In a ruling that lands with the weight of a gavel meant to echo, the Bombay High Court declared that a settlement with the market regulator cannot magically dissolve criminal accusations. The message was clear: a consent order from SEBI is not a washing machine for wrongdoing.
The case centered on Manoj Gokulchand Seksaria, a market intermediary tangled in the old but persistent shadows of the Yes Bank–IDFC IPO scandal. Hoping to sweep away two CBI cases tied to the alleged scam, he approached the Court with writ petitions. The Bench—unmoved—sent them straight to the reject pile.
The judges drew a hard boundary: when the alleged offence harms society at large, criminal courts don’t simply bow out because a cheque has been written elsewhere. Allowing that, they warned, would invite a dangerous belief—that serious charges can be bargained away like a parking ticket. That was never SEBI’s intention, they stressed, nor the criminal justice system’s.

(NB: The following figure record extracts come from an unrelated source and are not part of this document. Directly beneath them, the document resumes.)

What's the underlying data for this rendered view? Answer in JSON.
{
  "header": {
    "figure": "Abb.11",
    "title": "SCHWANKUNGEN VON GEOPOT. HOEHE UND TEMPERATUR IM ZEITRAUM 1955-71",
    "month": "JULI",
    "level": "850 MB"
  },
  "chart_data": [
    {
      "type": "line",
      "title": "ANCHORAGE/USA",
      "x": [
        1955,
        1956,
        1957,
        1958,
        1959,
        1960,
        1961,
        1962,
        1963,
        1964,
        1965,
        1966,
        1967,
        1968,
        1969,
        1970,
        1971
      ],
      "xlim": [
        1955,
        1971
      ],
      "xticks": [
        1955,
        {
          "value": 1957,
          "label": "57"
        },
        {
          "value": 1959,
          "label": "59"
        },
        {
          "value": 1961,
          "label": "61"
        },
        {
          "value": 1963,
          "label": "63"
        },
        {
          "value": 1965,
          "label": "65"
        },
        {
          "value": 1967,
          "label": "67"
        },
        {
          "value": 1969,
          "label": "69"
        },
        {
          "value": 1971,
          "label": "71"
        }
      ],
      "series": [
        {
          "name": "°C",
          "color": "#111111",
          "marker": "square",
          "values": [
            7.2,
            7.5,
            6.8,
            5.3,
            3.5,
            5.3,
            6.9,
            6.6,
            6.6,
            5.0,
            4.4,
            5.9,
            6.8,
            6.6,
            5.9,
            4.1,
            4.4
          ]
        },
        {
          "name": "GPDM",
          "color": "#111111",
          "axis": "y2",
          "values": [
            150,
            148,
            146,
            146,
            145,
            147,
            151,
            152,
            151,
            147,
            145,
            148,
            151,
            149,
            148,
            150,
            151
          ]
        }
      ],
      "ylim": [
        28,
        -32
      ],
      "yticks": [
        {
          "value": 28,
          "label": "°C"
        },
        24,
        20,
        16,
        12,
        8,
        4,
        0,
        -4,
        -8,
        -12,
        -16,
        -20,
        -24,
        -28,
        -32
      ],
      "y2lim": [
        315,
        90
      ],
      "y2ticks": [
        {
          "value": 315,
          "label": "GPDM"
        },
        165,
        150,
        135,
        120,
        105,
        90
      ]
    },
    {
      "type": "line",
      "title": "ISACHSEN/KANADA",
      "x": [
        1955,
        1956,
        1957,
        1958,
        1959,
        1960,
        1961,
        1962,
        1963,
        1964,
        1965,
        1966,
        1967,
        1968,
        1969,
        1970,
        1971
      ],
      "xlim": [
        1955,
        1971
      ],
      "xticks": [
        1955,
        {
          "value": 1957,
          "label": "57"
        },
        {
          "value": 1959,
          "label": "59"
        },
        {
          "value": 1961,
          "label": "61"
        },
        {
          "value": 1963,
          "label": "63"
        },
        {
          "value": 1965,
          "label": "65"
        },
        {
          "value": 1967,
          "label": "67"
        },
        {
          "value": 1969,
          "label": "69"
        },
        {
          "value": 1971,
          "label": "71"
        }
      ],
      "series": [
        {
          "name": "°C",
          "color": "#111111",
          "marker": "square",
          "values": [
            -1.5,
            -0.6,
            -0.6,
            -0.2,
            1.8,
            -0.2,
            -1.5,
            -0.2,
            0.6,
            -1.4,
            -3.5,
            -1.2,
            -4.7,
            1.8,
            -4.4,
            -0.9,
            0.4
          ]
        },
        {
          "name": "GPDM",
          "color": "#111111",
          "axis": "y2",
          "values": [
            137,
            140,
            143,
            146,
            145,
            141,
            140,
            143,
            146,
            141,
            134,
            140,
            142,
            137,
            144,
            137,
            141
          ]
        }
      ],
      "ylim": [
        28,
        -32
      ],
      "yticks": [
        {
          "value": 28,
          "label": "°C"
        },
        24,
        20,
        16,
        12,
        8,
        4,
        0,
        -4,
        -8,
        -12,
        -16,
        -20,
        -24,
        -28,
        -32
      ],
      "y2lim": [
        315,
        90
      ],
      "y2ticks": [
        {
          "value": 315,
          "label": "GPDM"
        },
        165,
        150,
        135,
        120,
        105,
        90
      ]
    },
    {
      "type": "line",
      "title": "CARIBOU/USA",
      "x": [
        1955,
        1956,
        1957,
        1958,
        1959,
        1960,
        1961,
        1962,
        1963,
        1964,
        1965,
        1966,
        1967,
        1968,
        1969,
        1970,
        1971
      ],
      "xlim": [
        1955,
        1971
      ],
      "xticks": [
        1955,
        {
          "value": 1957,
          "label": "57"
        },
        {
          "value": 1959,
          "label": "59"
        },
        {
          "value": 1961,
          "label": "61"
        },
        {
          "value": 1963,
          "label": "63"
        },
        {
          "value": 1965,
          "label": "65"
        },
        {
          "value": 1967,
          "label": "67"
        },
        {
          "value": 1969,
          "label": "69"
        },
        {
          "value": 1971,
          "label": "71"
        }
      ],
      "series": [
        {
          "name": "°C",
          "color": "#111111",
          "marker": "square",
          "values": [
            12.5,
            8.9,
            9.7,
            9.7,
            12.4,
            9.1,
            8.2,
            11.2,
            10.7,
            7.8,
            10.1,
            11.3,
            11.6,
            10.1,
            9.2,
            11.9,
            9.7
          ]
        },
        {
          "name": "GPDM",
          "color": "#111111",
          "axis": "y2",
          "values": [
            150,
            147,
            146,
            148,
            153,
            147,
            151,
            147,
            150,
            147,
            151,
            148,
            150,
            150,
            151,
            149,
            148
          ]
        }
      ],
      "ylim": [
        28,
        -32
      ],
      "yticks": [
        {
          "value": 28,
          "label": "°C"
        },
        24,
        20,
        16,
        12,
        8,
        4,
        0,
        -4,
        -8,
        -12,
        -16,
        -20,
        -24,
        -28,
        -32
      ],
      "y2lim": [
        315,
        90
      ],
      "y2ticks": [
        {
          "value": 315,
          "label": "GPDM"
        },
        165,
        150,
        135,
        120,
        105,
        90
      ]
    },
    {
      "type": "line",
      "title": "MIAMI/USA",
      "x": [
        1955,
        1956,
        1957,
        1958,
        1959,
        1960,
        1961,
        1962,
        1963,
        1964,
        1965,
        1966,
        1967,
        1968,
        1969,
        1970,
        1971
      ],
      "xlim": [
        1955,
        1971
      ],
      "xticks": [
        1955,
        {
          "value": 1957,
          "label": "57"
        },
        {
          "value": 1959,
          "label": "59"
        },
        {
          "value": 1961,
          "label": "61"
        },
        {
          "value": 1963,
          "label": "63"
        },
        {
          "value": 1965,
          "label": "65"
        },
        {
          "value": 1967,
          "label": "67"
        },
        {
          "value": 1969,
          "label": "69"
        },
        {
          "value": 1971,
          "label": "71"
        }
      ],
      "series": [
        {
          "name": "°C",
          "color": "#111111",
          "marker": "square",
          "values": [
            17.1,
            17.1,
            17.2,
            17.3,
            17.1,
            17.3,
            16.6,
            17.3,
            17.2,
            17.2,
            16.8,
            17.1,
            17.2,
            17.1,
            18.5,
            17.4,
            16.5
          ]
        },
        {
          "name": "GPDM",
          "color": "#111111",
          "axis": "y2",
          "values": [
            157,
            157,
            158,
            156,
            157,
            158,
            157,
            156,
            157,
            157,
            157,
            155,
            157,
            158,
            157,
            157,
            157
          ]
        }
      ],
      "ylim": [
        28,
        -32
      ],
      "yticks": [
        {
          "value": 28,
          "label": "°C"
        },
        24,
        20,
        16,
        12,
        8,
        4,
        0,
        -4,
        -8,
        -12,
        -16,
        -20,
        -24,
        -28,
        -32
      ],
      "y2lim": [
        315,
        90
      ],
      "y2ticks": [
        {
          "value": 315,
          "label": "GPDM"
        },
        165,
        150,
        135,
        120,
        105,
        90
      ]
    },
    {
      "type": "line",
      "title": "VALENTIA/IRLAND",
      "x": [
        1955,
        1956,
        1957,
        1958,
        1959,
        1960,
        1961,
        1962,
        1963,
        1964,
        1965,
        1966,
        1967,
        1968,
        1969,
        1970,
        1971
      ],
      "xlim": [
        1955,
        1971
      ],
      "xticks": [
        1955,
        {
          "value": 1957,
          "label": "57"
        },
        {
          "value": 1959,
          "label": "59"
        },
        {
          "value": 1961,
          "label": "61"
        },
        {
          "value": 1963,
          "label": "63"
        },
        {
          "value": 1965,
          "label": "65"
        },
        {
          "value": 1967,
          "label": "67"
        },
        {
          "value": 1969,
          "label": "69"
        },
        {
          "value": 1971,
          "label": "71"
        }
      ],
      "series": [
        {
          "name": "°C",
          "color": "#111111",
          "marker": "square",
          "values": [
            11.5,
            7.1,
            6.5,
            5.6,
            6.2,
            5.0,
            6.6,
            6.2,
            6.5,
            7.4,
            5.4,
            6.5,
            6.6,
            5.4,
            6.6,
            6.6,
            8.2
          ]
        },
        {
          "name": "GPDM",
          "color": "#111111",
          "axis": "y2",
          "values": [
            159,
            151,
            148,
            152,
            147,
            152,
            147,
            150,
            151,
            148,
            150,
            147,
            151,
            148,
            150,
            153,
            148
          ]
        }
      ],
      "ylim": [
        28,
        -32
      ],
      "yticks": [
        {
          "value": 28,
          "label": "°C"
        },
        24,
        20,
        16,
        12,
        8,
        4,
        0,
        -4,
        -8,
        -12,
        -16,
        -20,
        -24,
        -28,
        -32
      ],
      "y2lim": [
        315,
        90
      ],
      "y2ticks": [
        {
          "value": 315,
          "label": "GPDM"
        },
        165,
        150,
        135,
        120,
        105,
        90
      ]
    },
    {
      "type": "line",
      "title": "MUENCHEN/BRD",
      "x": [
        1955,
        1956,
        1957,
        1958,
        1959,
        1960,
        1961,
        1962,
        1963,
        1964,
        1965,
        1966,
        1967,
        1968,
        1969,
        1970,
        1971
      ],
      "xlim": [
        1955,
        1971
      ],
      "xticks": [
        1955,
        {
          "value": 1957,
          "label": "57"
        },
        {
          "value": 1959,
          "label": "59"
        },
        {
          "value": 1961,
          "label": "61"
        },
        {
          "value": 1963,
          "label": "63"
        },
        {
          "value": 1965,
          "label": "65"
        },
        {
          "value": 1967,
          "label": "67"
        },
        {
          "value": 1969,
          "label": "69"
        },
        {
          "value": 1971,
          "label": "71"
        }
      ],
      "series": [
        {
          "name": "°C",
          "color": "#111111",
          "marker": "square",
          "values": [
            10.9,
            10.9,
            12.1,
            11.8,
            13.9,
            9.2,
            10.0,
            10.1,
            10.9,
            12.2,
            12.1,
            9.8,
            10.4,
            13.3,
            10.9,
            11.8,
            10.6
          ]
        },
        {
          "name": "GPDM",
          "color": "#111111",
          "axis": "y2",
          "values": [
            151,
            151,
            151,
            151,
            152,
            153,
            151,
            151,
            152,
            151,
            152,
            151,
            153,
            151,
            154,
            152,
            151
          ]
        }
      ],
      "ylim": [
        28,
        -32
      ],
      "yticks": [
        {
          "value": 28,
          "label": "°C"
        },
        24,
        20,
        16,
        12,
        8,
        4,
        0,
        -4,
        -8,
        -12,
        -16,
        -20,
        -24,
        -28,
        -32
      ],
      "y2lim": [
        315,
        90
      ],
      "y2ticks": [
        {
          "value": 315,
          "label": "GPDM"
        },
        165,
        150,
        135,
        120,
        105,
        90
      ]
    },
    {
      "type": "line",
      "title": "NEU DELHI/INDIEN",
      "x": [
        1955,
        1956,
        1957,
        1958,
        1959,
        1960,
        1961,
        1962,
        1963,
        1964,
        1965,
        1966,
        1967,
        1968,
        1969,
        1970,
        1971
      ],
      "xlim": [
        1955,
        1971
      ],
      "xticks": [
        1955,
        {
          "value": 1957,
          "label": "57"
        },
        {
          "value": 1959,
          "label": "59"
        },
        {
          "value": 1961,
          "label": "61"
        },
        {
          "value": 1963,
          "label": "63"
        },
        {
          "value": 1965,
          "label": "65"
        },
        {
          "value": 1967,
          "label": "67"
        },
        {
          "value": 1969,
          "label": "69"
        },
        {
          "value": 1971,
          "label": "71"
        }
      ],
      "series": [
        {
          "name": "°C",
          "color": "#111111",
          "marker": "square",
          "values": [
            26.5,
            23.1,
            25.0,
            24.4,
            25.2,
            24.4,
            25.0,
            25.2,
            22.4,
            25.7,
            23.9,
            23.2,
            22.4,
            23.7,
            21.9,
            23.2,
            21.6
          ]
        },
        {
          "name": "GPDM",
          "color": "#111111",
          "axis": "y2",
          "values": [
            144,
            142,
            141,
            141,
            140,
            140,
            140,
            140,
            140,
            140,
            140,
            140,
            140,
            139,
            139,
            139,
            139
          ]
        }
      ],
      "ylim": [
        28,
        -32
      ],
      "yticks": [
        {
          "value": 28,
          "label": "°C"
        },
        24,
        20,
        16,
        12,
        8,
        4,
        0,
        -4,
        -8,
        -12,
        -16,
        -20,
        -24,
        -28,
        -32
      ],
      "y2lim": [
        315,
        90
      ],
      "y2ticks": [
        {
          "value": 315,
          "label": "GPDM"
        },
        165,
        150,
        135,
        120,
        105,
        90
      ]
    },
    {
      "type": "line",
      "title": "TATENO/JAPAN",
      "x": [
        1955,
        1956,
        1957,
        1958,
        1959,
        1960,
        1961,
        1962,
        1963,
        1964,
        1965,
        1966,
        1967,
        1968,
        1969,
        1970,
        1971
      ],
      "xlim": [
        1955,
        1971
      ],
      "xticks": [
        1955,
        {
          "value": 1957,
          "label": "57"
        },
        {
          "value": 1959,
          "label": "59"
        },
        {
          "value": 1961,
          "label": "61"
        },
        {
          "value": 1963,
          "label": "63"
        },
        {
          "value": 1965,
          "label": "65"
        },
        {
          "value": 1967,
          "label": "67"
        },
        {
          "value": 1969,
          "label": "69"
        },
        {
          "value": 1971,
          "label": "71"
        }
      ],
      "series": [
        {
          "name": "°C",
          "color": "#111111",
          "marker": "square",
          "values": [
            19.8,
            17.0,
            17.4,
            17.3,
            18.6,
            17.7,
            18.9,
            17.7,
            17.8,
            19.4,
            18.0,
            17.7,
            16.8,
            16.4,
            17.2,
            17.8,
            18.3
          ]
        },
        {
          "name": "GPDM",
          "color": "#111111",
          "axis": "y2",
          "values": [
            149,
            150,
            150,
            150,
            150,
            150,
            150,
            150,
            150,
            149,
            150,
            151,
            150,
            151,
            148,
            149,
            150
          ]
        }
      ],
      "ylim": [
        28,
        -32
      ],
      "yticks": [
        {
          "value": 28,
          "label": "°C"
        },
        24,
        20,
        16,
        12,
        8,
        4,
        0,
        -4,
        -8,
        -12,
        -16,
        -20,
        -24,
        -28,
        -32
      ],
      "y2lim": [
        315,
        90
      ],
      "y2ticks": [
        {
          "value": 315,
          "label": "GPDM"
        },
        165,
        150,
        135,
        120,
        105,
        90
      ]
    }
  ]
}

SEBI’s own rules supported this stance. Its settlement mechanism is not a sanctuary for deep-seated fraud, market manipulation, or actions that disturb the rights of everyday investors. And this case, the Court noted, was steeped in exactly that.
The backstory stretches to 2005, when SEBI flagged irregularities in the IPOs of Yes Bank and IDFC and tipped off the CBI. Investigators alleged that Seksaria, acting as a sub-broker, orchestrated a web of forged bank and demat accounts—fake identities used to flood the retail investor category with sham applications. Shares meant for genuine subscribers were allegedly scooped up, rerouted and sold for profit.
Chargesheets rolled out in 2007 and 2009, implicating not just intermediaries but bank officials who allegedly helped grease the machinery by enabling dubious account openings.
Meanwhile, in a parallel lane, Seksaria sought a settlement with SEBI. A consent order followed in 2009, requiring disgorgement and settlement fees. But that order, the judges pointed out, was explicitly limited to SEBI’s own regulatory lanes—civil, administrative and any proposed prosecutions strictly under the SEBI Act. The CBI’s cases, already well underway by then, were simply not part of that universe.
The Court underscored that SEBI’s own circulars rule out settlement in cases involving serious fraudulent trade practices, investor harm, or disturbance of market integrity. This case checked all three boxes.
Thus, the argument that a monetary settlement wiped the slate clean didn’t survive judicial scrutiny. The charges in the CBI cases—ranging from forgery and document falsification to criminal conspiracy and corruption—were, the Court said, public wrongs of a deeper kind. They cannot be vacuum-sealed away through a regulatory compromise.
And so, the prosecutions stay alive. The criminal justice process, the Court insisted, must take its own course—consent order or not.